Nota: aquí meramente aparece nuestra presentación del texto. El texto completo puede leerse en formato pdf haciendo clic en el título del artículo. 

El siguiente texto, al igual que varios otros de los publicados en esta página web (como por ejemplo: “Contra la construcción social de la naturaleza salvaje” de Eileen Crist o “La auténtica idea de la Naturaleza salvaje” de Dave Foreman), es una refutación más de ciertos argumentos humanistas en contra del concepto de Naturaleza salvaje.

El autor, siguiendo la línea de la mayoría de los conservacionistas, comete los mismos errores típicos: idealismo y desconocimiento del funcionamiento de los factores que realmente influyen en el desarrollo de los sistemas sociales humanos (plantea como meta última el establecimiento de una sociedad “medioambientalmente armoniosa”, sin tener en cuenta que, sencillamente, es imposible planificar y dirigir el desarrollo futuro de una sociedad); centrarse en la protección legal de la Naturaleza (a pesar de ser evidente que, a largo plazo, la protección legal no va a ser suficiente para salvar lo que queda de Naturaleza salvaje); y obviar que existe una opción diferente de la protección legal a corto plazo y la defensa idealista de utopías ecológicamente “armoniosas” a largo plazo: la eliminación de la sociedad tecnoindustrial.
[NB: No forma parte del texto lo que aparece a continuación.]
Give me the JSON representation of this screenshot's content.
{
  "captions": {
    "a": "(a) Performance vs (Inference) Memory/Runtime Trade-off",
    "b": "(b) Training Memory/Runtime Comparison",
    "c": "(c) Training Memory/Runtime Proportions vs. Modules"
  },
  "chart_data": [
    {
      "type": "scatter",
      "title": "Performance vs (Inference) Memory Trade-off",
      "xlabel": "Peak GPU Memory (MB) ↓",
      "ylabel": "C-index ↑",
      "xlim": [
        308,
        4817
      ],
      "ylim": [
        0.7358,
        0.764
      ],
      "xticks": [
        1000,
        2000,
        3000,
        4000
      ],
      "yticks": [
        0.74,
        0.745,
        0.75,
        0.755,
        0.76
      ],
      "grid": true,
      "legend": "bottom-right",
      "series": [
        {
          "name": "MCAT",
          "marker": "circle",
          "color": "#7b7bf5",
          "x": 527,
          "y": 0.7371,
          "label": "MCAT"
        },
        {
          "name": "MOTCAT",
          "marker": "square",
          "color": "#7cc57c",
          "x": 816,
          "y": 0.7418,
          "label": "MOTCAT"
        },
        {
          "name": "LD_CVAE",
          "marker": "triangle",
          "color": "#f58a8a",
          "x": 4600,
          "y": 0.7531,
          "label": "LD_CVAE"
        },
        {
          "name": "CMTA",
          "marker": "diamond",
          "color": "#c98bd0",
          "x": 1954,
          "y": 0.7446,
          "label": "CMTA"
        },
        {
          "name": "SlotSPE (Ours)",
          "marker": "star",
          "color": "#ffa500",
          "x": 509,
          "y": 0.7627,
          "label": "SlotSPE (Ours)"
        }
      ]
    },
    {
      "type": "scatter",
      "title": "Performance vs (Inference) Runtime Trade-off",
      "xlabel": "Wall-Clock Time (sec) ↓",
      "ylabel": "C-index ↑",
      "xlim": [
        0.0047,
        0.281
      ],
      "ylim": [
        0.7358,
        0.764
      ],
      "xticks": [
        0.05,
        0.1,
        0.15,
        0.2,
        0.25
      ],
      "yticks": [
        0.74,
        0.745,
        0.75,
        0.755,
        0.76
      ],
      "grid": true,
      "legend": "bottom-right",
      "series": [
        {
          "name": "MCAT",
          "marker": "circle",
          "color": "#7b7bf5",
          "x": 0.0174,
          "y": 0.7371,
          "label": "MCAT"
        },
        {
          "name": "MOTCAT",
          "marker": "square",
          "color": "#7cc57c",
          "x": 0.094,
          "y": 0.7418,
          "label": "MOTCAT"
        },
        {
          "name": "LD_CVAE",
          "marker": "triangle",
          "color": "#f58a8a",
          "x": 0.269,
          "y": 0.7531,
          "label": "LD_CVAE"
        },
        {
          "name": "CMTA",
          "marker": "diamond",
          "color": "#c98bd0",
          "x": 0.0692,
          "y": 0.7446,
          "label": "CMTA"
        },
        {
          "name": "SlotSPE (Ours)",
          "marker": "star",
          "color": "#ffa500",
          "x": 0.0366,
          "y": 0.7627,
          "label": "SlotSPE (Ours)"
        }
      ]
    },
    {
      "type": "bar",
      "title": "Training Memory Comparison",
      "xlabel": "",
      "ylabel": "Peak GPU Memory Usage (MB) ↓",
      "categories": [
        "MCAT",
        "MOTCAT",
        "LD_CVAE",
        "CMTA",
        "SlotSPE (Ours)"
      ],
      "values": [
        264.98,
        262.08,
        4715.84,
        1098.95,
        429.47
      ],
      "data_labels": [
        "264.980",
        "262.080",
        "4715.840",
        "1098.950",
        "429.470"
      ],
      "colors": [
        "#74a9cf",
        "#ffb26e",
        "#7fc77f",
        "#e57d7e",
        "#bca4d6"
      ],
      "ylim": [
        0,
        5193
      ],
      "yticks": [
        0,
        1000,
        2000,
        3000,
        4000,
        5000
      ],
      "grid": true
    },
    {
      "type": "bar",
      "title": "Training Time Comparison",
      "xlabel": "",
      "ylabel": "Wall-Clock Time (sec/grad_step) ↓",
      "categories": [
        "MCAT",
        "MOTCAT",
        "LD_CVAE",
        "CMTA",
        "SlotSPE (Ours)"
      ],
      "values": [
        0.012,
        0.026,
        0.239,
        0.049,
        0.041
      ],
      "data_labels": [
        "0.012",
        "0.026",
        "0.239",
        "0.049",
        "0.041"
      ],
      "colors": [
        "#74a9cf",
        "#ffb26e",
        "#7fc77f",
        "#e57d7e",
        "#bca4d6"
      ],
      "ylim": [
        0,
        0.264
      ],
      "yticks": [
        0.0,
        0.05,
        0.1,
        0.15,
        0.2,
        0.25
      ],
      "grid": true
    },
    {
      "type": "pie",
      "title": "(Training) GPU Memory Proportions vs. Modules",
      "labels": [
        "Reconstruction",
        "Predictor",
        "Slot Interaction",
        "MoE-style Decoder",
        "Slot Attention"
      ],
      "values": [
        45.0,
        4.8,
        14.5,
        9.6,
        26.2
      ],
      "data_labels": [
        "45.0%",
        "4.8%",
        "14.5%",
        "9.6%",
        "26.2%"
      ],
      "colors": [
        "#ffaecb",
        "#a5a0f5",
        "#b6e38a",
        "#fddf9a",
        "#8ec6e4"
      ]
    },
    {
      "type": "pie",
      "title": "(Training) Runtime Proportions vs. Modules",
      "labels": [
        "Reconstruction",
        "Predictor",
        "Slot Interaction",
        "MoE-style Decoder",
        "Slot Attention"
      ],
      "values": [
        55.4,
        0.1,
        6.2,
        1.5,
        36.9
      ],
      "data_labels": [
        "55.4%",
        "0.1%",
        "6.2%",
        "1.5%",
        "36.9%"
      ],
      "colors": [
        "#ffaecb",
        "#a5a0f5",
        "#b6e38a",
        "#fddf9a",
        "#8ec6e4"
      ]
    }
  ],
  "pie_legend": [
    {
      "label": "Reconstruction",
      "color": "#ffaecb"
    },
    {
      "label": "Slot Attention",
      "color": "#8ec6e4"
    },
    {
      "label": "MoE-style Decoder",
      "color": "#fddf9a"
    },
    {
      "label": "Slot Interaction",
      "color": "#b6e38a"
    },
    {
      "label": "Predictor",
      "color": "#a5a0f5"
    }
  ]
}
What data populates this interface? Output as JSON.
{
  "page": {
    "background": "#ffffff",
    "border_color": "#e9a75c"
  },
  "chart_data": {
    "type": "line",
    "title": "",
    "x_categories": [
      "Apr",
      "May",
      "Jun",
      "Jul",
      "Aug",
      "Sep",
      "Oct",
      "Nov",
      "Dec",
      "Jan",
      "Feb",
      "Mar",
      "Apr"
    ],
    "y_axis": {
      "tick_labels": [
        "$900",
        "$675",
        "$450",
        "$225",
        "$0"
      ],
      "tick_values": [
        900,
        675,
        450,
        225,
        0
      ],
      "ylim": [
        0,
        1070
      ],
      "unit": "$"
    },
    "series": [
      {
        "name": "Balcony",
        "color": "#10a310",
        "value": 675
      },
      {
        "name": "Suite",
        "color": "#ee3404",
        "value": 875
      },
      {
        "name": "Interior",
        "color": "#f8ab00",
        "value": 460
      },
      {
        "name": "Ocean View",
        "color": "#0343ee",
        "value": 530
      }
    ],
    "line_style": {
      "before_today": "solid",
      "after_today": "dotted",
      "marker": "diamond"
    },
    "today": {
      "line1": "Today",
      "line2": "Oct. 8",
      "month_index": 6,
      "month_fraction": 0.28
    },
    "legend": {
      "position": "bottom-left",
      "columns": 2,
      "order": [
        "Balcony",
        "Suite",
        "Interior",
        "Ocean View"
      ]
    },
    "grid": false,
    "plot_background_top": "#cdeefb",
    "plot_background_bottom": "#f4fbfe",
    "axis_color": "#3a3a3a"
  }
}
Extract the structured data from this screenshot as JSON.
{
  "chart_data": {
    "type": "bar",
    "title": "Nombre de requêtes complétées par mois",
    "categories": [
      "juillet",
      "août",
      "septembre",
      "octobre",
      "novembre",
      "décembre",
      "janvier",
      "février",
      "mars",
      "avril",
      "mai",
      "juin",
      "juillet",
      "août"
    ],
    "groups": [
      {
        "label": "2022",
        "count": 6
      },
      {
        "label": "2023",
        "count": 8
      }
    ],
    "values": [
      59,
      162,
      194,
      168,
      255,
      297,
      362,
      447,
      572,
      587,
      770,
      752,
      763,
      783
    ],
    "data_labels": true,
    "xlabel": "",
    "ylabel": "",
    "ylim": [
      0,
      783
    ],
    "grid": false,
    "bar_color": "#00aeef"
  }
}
A todo esto habría que añadir el irrealismo idealista que conlleva la propuesta de que los pueblos primitivos actuales sigan viviendo de forma totalmente primitiva en los espacios naturales protegidos. Es completamente cierto que por muy “aborígenes”, “nativos” o “indígenas” que fuesen sus antepasados y por mucho que traten de mantener vivas algunas de sus tradiciones culturales, la inmensa mayoría de los descendientes que viven hoy en día en las zonas ocupadas tradicionalmente por sus pueblos llevan un modo de vida moderno e industrial que no se diferencia en nada esencial del que lleva el resto de la población humana que ocupa otras zonas más desarrolladas del planeta. Y por tanto, su impacto ecológico es similar al de cualesquiera otros seres humanos de la actualidad. Por muy lógica y deseable que pueda parecer la propuesta de restringir la residencia de seres humanos en las zonas protegidas a la gente con un modo de vida tradicional, sin tecnología moderna y con bajas densidades de población, no va a funcionar. Y, en gran parte, no va a funcionar porque los propios nativos que ya hayan tenido contacto con la sociedad moderna (que son ya la inmensa mayoría en la actualidad) no van a querer vivir en condiciones primitivas o tradicionales. Díganle ustedes, por ejemplo, a un esquimal que para seguir viviendo en la zona protegida que tradicionalmente ocupaba su tribu tendrá que renunciar a los rifles, las motos de nieve o los motores fueraborda (por no hablar de las casas con electricidad y calefacción, la TV, la asistencia médica, la comida envasada o los subsidios estatales). Sencillamente, ¡les mandará a la mierda! Por tanto, en realidad, si se desea proteger legalmente una zona, sólo hay dos opciones realistas: echar a esa gente de esa zona protegida (con todos los problemas sociales y éticos que ello conlleva) o dejar que se quede (con todo el impacto y los problemas ecológicos que esto conlleva).

No obstante, estos defectos teóricos del autor no afectan a la validez de sus refutaciones de los argumentos filosóficos en contra del concepto de la Naturaleza salvaje, y ésta es la razón por la que consideramos este texto digno de ser publicado.